Wir Schweizer:innen tun uns schwer mit Veränderungen, das hat sich in der Vergangenheit immer wieder gezeigt. Stichwort: Frauenstimmrecht. Im Kern geht es dabei oft um die Angst, dass einem etwas genommen werden könnte. Dabei wäre das Gegenteil der Fall, alle profitieren davon, je mehr Meinungen, Anliegen und Bedürfnisse politisch vertreten sind. Das hat sich auch in den Kantonen gezeigt, die das kommunale Stimmrecht auf Nicht-Schweizer:innen bereits ausgeweitet haben. Es ändert sich nichts, ausser, dass wir in einer demokratischeren Schweiz leben. Viele sehen Demokratie als einen Kuchen, aber das ist falsch.
Können Sie das erklären?
Wenn man sagt, Demokratie ist ein Kuchen, dann gibt es eine begrenzte Anzahl Stücke. Je mehr Menschen von diesem Kuchen essen, desto weniger bleibt einem selbst. Mit diesem Narrativ hat man alle Argumente auf seiner Seite. Demokratie ist aber kein Kuchen, sondern vielmehr eine Bäckerei mit einem grossen Angebot verschiedener Brote, Kuchen und Sandwiches. Im übertragenen Sinn heisst das: Je mehr Menschen mit verschiedenen Einstellungen, Hintergründen und Anliegen mitreden, desto lebhafter und spannender wird die Demokratie.

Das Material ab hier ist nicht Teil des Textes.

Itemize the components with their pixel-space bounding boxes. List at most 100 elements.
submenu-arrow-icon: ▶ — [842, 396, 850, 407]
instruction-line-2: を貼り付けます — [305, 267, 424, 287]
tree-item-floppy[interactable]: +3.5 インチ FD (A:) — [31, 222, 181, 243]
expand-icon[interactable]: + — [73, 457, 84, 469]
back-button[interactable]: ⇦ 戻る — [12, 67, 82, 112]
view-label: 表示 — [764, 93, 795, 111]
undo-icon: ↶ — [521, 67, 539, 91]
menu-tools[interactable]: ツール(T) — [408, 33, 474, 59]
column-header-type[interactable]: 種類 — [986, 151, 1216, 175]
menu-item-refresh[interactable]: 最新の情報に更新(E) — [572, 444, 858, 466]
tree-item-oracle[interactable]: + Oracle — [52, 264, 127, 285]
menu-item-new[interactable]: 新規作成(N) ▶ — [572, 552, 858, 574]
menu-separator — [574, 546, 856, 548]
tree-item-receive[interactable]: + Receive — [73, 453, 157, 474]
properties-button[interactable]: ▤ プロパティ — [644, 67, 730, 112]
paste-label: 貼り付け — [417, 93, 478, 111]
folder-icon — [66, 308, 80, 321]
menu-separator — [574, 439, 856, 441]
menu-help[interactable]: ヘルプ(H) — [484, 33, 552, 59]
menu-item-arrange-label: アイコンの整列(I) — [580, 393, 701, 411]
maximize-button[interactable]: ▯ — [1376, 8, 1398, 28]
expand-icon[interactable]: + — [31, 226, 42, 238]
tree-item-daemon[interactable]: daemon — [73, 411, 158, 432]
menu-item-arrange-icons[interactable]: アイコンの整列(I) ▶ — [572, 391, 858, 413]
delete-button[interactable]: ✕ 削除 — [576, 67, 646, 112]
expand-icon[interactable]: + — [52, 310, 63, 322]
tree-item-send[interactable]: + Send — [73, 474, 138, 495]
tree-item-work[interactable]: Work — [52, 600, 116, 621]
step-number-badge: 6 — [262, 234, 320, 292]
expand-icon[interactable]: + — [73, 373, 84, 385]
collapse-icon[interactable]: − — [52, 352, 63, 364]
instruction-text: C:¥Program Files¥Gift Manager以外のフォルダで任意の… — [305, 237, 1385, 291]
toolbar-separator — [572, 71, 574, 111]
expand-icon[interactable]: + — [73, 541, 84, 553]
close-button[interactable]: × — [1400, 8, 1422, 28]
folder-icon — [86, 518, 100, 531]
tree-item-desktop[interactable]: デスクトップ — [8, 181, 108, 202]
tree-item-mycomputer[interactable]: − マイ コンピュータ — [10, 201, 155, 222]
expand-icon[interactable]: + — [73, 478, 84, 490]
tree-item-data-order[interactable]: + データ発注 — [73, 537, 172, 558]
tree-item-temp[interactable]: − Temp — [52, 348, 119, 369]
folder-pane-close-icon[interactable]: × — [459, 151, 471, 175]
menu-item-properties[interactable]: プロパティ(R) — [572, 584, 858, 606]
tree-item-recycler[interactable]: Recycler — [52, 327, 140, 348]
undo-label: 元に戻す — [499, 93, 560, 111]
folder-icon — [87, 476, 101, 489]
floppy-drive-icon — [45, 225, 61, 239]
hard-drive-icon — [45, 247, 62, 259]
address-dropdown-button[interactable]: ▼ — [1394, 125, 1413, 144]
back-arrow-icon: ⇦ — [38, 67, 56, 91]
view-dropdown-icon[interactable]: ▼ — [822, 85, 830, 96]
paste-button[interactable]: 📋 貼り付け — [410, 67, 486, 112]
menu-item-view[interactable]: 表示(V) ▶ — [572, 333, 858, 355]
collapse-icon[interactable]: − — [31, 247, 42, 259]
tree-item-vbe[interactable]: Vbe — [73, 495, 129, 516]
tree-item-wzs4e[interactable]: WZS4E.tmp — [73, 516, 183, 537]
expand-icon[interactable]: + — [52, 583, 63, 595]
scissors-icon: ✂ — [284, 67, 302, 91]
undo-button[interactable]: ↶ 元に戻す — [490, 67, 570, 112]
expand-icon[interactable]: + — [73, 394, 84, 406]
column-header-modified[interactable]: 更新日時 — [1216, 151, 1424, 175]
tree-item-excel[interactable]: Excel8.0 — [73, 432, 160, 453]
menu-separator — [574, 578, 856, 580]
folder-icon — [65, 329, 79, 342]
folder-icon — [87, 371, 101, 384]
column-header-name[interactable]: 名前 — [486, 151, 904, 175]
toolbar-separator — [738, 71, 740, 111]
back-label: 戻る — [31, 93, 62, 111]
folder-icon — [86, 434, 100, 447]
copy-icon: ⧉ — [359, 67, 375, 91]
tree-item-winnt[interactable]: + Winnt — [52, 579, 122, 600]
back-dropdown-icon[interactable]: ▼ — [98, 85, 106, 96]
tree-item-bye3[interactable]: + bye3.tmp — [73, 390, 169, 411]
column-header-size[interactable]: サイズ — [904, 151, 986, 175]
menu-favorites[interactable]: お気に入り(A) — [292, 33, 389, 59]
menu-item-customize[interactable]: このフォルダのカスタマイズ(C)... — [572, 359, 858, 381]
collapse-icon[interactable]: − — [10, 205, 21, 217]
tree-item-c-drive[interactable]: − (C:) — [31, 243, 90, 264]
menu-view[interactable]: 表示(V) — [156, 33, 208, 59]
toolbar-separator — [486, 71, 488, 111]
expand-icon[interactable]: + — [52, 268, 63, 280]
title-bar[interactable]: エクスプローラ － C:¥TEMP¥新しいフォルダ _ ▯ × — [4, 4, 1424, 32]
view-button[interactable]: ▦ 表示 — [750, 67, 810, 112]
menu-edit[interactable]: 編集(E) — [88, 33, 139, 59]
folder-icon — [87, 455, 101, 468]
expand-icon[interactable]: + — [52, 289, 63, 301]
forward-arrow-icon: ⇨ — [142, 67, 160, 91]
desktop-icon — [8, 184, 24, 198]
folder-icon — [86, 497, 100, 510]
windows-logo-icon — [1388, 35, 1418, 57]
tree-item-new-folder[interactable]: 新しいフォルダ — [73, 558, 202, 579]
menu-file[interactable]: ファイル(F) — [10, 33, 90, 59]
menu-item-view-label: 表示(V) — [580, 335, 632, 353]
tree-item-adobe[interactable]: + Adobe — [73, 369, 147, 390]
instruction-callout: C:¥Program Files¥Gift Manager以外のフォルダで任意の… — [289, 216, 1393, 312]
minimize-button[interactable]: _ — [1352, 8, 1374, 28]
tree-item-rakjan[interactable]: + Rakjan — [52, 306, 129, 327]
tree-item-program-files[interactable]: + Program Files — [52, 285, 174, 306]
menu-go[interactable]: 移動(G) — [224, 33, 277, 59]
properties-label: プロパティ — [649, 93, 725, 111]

Es scheint, dass viele Demokratie als Kuchen sehen: Die Prognosen für die Wahlen am 22. Oktober deuten auf einen Rechtsrutsch im Nationalrat.
Bei einer Verschiebung von ein oder zwei Prozent in eine Richtung spricht man in der Schweiz gleich von einem Rutsch. Für mich deutet vieles auf ein relativ stabiles Wahlergebnis hin. Viel wichtiger ist, wie es danach weitergeht, welche Impulse aus der Zivilgesellschaft kommen, die Druck auf das Parlament ausüben. Weil ich glaube, in einer direkten Demokratie braucht es vor allem engagierte Bürger:innen und nochmals: damit meine ich alle, die in der Schweiz leben.